Market Failures, Externalities and Public Goods

Market Failures

As productive and as efficient as our modern
economy is we cannot meet all of our needs and all of our wants. This
being the case, an certainly no one would expect perfection, there is
clearly some failure on the part of the market to provide these goods
and services. While the term failure may be a tad harsh, it is the
essence of what has occurred… a market failure.

Market failure – The situation that exists when
the market fails to function properly. Market failure occurs when the
following condition exist:

  • When adequate competition does not exist.
    In an age where mergers are all too common, the result has been an
    increase in larger and fewer firms in many industries. In extreme
    cases, this results in a monopoly. The greatest threat that a
    monopoly poses is that it denies consumers the benefit of choice
    and competition. Because a monopoly occupies the top spot in its
    market, it can use its position to impede competition and restrict
    production. Thus in the end there are artificial shortages and
    higher prices. Inadequate competition may also enable a firm to
    influence politics by means of economic strength. In the past
    there have been executives who furthered the political careers of
    those closest to them. Though it is not necessary for a business
    to be a monopoly in order to influence politics, it certainly
    helps. A large corporation may simply want tax brakes on a state
    or local level. If the government refuses, then the plant may
    threaten to moves its facilities elsewhere. Because the government
    does not want an economic loss to its area, it may acquiesce to
    the demands of the corporation. In order to efficiently allocate
    resources, consumers, business people, and government officials
    must have adequate information about market conditions. Some of
    which is easy to obtain like sales prices or want ads. Yet there
    is a little more difficulty in ascertaining information about a
    companies earnings and dividends.

  • Buyers and sellers are not well informed.
    Without information uneducated decision are made. This leads to
    mistakes and thus, market failure.

  • Resources are not free to move from one
    industry to another. This is known as resource immobility. Resource immobility is a difficult problem in any
    economy. The efficient allocation of resources requires that land,
    labor, entrepreneurs, and capital be free to move to markets where
    returns are the highest. But there are times when a business that
    is located in a certain community decides to up and leave, leaving
    hundreds unemployed. The consequence of the move is a reason that
    may hamper the corporation from taking its business elsewhere.
    Resource mobility is considered ideal in the competitive market
    economy, but is actually much more difficult to accomplish. When
    resources are immobile, markets don’t function, as they should.
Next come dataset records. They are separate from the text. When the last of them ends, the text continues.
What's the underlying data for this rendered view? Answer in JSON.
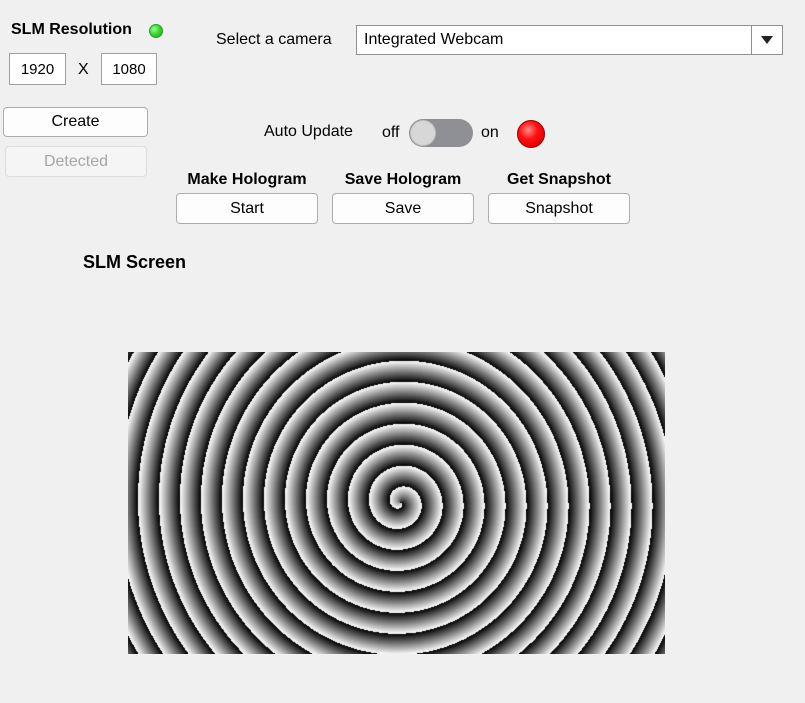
{
  "slm": {
    "title": "SLM Resolution",
    "status_color": "#3fd63a",
    "width": "1920",
    "separator": "X",
    "height": "1080",
    "create_label": "Create",
    "detected_label": "Detected"
  },
  "camera": {
    "label": "Select a camera",
    "selected": "Integrated Webcam"
  },
  "auto_update": {
    "label": "Auto Update",
    "off_label": "off",
    "on_label": "on",
    "state": "off",
    "lamp_color": "#ff1010"
  },
  "actions": [
    {
      "title": "Make Hologram",
      "button": "Start"
    },
    {
      "title": "Save Hologram",
      "button": "Save"
    },
    {
      "title": "Get Snapshot",
      "button": "Snapshot"
    }
  ],
  "screen": {
    "title": "SLM Screen"
  }
}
  • Prices do not reasonably reflect the costs
    of production. This represents a problem because then wealth is
    being redistributed unfairly and prices are too high.
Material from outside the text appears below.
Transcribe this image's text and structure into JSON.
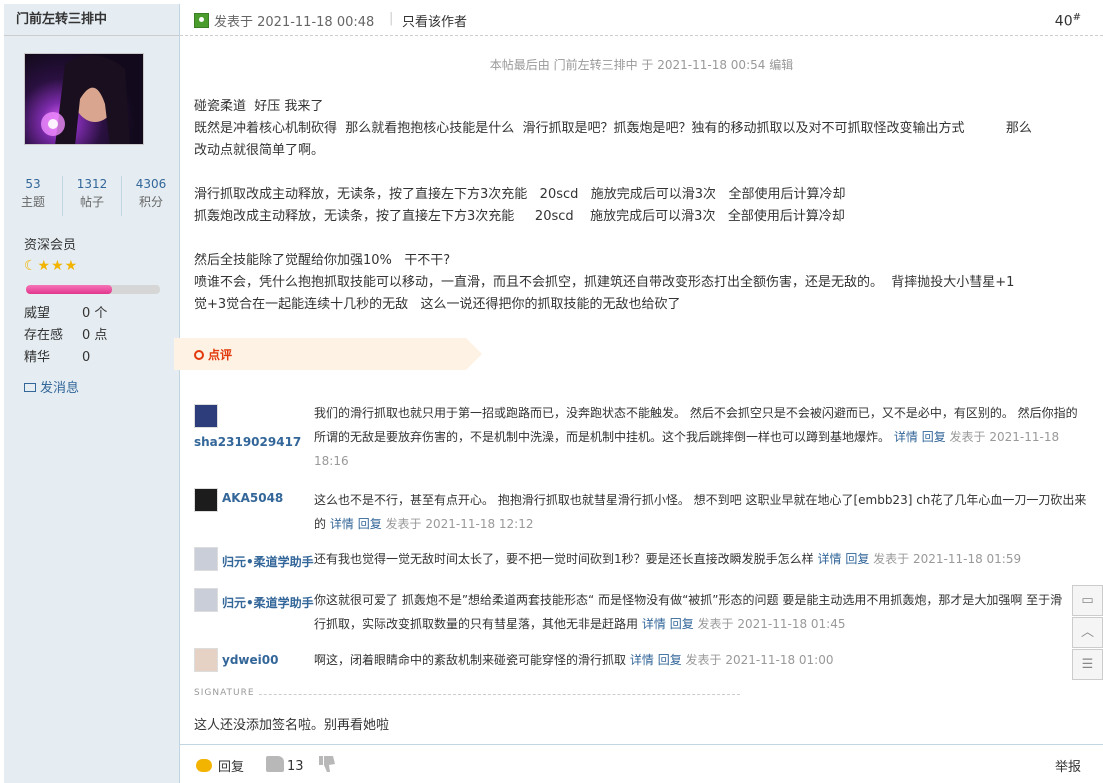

an economic side effect that affects an uninvolved third party. These
are also examples of market failures. There are two types of

  • Negative externality– harmful side effect that affects an uninvolved
    third party. In most events, it constitutes external cost.

  • Positive externality– beneficial side effect that affects an uninvolved
    third party.

    An externality, by definition, is an
    economic side effect that either benefits or harms a party not
    directly involved in the activity. A negative externality is an
    action that harms a third party resulting in external cost. An
    example of this would be the construction going on on the LIE.
    Because the roadway is being widened, trees along side have been
    taken down, thus exposing the once secluded service road and the
    homes that are alongside it. This construction has annoyed
    drivers, who have to put up with the mess and homeowners as well.
    A positive externality is if the economic action benefits a third
    party. Such an example can be drawn from the previously mentioned
    one. The construction on the LIE may cause traffic tie-ups, but
    local businesses may benefit from the traffic, which detours by
    their shops, and the workers who may require services from one of
    the businesses.

Public Goods

Public goods are those goods and services

provided by the government because a market failure has occurred and
the market has not provided them.
Sometimes it is in our benefit to not
allow for a market provision. In the case of police, national defense
and public education it can be argued that private provision of these
services would be less desirable for a variety of reasons.

Public goods are economic products that are
consumed collectively, like highways, sanitation, schools, national
defense, police and fire protection.

All members of society should theoretically
benefit from the provision of public goods but the reality is that
some need them more then others. For example the wealthy do not need
welfare and the elderly still pay for school taxes. This leads to the
inevitable argument about paying for public goods…. taxes!